$$\lim_{(x,y) \to 0} \dfrac{x^2y}{17x^2+y^2}$$
I want to obtain this limit but don't know how to. The most general advice I've found is to convert this function into polar coordinates, so when I do that I get $$\lim_{r \to 0} \dfrac{r \cos^2 x \sin x}{17\cos^2 x+ \sin^2 x}$$
but I don't think this is correct either. What should I do?
On
Hint: For any $(x,y) \neq (0,0)$, we have $0 \le \dfrac{x^2}{17x^2+y^2} \le \dfrac{1}{17}$.

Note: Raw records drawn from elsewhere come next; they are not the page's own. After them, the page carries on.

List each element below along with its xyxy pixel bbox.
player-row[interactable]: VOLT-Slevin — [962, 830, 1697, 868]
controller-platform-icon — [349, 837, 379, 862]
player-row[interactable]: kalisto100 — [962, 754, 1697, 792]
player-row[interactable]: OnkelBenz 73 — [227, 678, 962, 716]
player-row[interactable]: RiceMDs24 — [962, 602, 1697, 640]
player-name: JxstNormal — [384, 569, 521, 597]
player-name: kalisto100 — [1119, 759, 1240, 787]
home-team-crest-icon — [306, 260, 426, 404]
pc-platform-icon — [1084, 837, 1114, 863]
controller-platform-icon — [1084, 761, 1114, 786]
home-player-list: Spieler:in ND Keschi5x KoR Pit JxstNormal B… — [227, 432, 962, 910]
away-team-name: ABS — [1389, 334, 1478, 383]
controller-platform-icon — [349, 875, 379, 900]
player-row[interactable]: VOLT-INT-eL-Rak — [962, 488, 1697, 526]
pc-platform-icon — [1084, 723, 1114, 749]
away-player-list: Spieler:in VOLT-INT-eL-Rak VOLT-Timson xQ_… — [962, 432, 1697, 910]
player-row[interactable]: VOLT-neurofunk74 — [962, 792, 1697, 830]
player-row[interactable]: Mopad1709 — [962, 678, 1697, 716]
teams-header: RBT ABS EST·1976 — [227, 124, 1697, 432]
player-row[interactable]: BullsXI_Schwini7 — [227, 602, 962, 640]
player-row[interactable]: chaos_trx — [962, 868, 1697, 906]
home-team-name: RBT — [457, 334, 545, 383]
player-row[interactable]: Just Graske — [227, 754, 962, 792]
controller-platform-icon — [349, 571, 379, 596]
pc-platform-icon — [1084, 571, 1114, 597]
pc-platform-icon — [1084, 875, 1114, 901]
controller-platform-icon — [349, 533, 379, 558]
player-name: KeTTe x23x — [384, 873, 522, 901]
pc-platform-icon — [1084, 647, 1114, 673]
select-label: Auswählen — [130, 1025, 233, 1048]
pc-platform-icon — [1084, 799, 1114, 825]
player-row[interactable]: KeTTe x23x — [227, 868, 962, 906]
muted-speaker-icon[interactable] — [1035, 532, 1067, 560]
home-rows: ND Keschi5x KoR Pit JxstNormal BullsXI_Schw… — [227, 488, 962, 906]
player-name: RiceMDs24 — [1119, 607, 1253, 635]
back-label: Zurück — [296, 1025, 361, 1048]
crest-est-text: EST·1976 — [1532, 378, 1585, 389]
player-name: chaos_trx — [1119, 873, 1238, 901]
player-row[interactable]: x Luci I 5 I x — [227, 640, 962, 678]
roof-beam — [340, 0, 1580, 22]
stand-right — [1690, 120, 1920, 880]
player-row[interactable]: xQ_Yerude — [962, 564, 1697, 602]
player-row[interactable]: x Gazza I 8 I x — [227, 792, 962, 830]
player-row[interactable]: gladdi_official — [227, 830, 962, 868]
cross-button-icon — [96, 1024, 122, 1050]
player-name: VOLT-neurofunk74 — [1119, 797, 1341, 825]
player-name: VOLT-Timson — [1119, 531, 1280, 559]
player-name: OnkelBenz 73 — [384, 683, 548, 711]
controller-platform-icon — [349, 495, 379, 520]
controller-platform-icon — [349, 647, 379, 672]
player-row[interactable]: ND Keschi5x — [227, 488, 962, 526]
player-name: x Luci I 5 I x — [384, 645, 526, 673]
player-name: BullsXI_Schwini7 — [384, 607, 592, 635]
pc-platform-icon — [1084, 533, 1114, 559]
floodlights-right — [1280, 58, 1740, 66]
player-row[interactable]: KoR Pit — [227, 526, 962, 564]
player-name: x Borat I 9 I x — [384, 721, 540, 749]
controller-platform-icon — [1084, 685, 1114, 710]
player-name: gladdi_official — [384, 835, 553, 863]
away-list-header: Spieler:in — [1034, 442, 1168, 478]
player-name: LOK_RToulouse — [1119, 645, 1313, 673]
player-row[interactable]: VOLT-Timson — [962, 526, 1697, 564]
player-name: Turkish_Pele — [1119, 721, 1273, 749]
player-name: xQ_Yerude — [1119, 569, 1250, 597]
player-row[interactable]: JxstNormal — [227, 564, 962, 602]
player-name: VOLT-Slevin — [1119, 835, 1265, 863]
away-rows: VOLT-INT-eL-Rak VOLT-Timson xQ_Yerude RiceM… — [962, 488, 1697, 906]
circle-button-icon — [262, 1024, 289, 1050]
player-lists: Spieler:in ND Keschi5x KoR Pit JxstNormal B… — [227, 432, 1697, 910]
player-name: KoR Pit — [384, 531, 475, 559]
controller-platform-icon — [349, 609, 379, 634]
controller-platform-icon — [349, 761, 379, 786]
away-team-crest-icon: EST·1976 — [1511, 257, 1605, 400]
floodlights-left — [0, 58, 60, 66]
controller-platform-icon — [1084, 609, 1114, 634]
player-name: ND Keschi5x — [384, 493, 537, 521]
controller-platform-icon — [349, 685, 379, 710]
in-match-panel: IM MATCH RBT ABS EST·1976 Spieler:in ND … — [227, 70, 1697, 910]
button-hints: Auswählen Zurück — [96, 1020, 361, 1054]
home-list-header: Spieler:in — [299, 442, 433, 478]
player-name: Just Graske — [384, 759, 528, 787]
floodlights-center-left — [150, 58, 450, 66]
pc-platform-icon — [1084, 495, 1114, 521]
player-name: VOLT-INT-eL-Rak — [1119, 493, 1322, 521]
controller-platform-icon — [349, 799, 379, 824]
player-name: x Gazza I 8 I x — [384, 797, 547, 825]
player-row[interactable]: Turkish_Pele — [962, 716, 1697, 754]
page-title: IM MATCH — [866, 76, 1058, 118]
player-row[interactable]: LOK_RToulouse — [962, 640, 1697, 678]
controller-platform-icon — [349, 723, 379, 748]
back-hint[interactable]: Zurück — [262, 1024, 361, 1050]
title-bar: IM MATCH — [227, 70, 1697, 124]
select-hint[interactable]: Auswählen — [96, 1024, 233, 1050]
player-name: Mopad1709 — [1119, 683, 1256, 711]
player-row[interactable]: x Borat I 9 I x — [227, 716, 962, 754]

Hence, $-\dfrac{1}{17}|y| \le \left|\dfrac{x^2y}{17x^2y}\right| \le \dfrac{1}{17}|y|$ for all $(x,y) \neq (0,0)$.
Now, apply the squeeze theorem.
You are almost there, you may then observe that $$ \left|\dfrac{r \cos^2 x \sin x}{17\cos^2 x+ \sin^2 x}\right|=\left|\dfrac{r \cos^2 x \sin x}{16\cos^2 x+ 1}\right|\leq \left|r \cos^2 x \sin x\right| \leq r $$ and let $r\to 0$.